Jeffrey Donaldson, an MP and member of the legislative assembly (MLA) for the DUP, and head of the all-party Pro-Life Group in the assembly, denies any kind of deal has been struck but says he has anecdotal evidence that many MPs would consider voting against the amendment if it would destabilise the peace process. If the amendment were carried, Donaldson says, there "would definitely be a constitutional upset" because Northern Ireland MLAs believe it is a decision that should rest with the assembly and not Westminster. The assembly could, he says, "refuse to implement" the extension of the act even if MPs in Westminster voted in favour.

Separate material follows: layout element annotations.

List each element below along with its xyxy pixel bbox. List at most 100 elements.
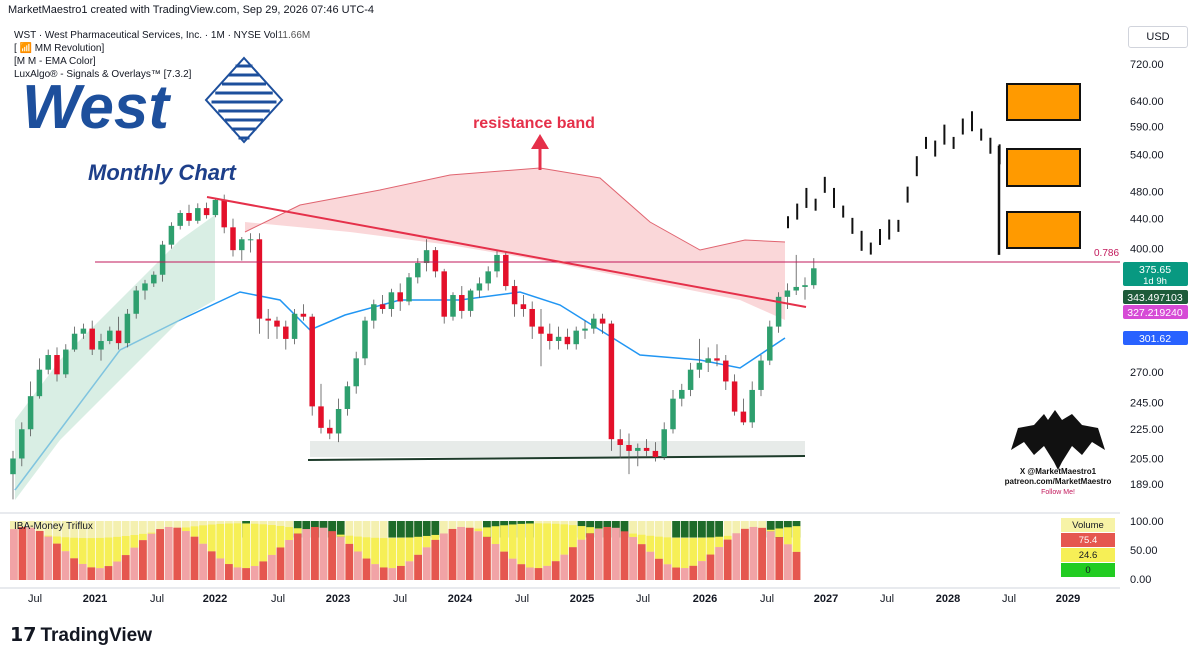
- candle: [626, 433, 632, 475]
- watermark-line2: patreon.com/MarketMaestro: [1005, 477, 1112, 486]
- candle: [371, 299, 377, 329]
- price-tick: 540.00: [1130, 149, 1164, 161]
- osc-legend-item: Volume: [1061, 518, 1115, 532]
- candle: [36, 358, 43, 399]
- candle: [679, 383, 685, 407]
- currency-selector[interactable]: USD: [1128, 26, 1188, 48]
- target-box-middle: [1006, 148, 1081, 187]
- candle: [212, 197, 219, 218]
- price-tick: 189.00: [1130, 479, 1164, 491]
- candle: [423, 239, 430, 272]
- candle: [203, 202, 210, 219]
- time-label: 2029: [1056, 593, 1080, 605]
- candle: [670, 389, 676, 434]
- candle: [573, 326, 579, 350]
- time-label: Jul: [150, 593, 164, 605]
- time-label: 2022: [203, 593, 227, 605]
- time-label: 2023: [326, 593, 350, 605]
- candle: [63, 344, 69, 378]
- candle: [503, 252, 509, 291]
- candle: [758, 355, 764, 397]
- candle: [643, 439, 650, 457]
- candle: [265, 308, 271, 339]
- candle: [775, 292, 782, 333]
- time-label: Jul: [393, 593, 407, 605]
- candle: [450, 292, 456, 321]
- time-label: 2027: [814, 593, 838, 605]
- candle: [230, 218, 236, 257]
- target-box-top: [1006, 83, 1081, 121]
- candle: [582, 320, 588, 339]
- price-badge: 301.62: [1123, 331, 1188, 345]
- candle: [124, 308, 131, 348]
- oscillator-name[interactable]: IBA-Money Triflux: [14, 521, 93, 532]
- resistance-label: resistance band: [473, 115, 595, 132]
- price-tick: 440.00: [1130, 214, 1164, 226]
- price-tick: 640.00: [1130, 96, 1164, 108]
- candle: [54, 347, 60, 382]
- watermark-line1: X @MarketMaestro1: [1020, 467, 1097, 476]
- candle: [793, 254, 799, 296]
- candle: [379, 295, 386, 314]
- svg-text:301.62: 301.62: [1139, 333, 1171, 345]
- west-logo-diamond: [204, 56, 284, 144]
- symbol-info[interactable]: WST · West Pharmaceutical Services, Inc.…: [14, 30, 310, 41]
- candle: [344, 381, 351, 416]
- candle: [459, 286, 465, 319]
- candle: [89, 320, 95, 356]
- candle: [608, 320, 615, 451]
- osc-legend-item: 24.6: [1061, 548, 1115, 562]
- candle: [476, 277, 483, 298]
- price-tick: 400.00: [1130, 244, 1164, 256]
- volume-value: 11.66M: [277, 30, 311, 41]
- price-axis[interactable]: 720.00 640.00 590.00 540.00 480.00 440.00 400.…: [1130, 59, 1164, 491]
- candle: [723, 355, 729, 390]
- candle: [256, 233, 263, 334]
- candle: [309, 313, 315, 416]
- candle: [177, 210, 183, 230]
- svg-text:Volume: Volume: [1072, 520, 1104, 531]
- candle: [247, 233, 254, 253]
- candle: [115, 316, 122, 350]
- osc-tick: 100.00: [1130, 516, 1164, 528]
- indicator-ema-color[interactable]: [M M - EMA Color]: [14, 56, 96, 67]
- svg-text:1d 9h: 1d 9h: [1143, 276, 1167, 287]
- candle: [142, 279, 148, 300]
- candle: [168, 222, 175, 249]
- time-axis[interactable]: Jul 2021 Jul 2022 Jul 2023 Jul 2024 Jul 2025 Jul 20…: [28, 593, 1080, 605]
- price-badge: 327.219240: [1123, 305, 1188, 319]
- candle: [538, 308, 544, 367]
- target-box-bottom: [1006, 211, 1081, 249]
- candle: [159, 240, 166, 282]
- candle: [547, 323, 553, 350]
- oscillator-axis: 100.00 50.00 0.00: [1130, 516, 1164, 586]
- candle: [749, 381, 755, 428]
- candle: [291, 308, 298, 345]
- svg-text:24.6: 24.6: [1079, 550, 1098, 561]
- fib-0786-label: 0.786: [1094, 248, 1119, 259]
- candle: [195, 203, 201, 224]
- candle: [98, 333, 104, 361]
- time-label: 2024: [448, 593, 473, 605]
- chart-credit: MarketMaestro1 created with TradingView.…: [8, 4, 375, 16]
- price-tick: 480.00: [1130, 186, 1164, 198]
- candle: [388, 288, 395, 317]
- support-band: [307, 441, 806, 461]
- candle: [705, 347, 711, 372]
- indicator-mm-revolution[interactable]: [ 📶 MM Revolution]: [14, 43, 105, 54]
- candle: [151, 271, 157, 287]
- osc-tick: 50.00: [1130, 545, 1158, 557]
- osc-legend-item: 75.4: [1061, 533, 1115, 547]
- indicator-luxalgo[interactable]: LuxAlgo® - Signals & Overlays™ [7.3.2]: [14, 69, 192, 80]
- candle: [300, 304, 307, 321]
- candle: [274, 316, 280, 339]
- tradingview-logo[interactable]: 𝟭𝟳 TradingView: [10, 624, 152, 647]
- candle: [811, 258, 817, 289]
- watermark-line3: Follow Me!: [1041, 489, 1075, 496]
- time-label: 2021: [83, 593, 107, 605]
- candle: [767, 320, 773, 366]
- time-label: 2025: [570, 593, 594, 605]
- candle: [687, 362, 694, 397]
- osc-tick: 0.00: [1130, 574, 1151, 586]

What happens next - and whether a constitutional crisis would indeed ensue - hinges first on whether the speaker calls the amendment for a vote, and, ultimately, on whether the pro-choice majority in the Commons votes in favour. Les Reid of the Belfast Humanist Association, another pro-choice advocate, believes that for all the threats of constitutional crisis, the anti-abortion lobby's protestations may come to nothing in the long term. "The DUP and the Catholic church warned that gay rights would never be accepted in Northern Ireland, but time has proved them wrong," he says. "Likewise, if the abortion laws are extended, all that will happen is that, eventually, women who have been forced to find access [elsewhere] will be able to get treatment they need."

For Smith, an extension in the law can't come a moment too soon. "I understand that many people do not agree with abortion," she says. "That is their right and I respect it. But I don't see why they should be able to impose their views on me or any other woman. It's a disgrace that I had to go through what I did."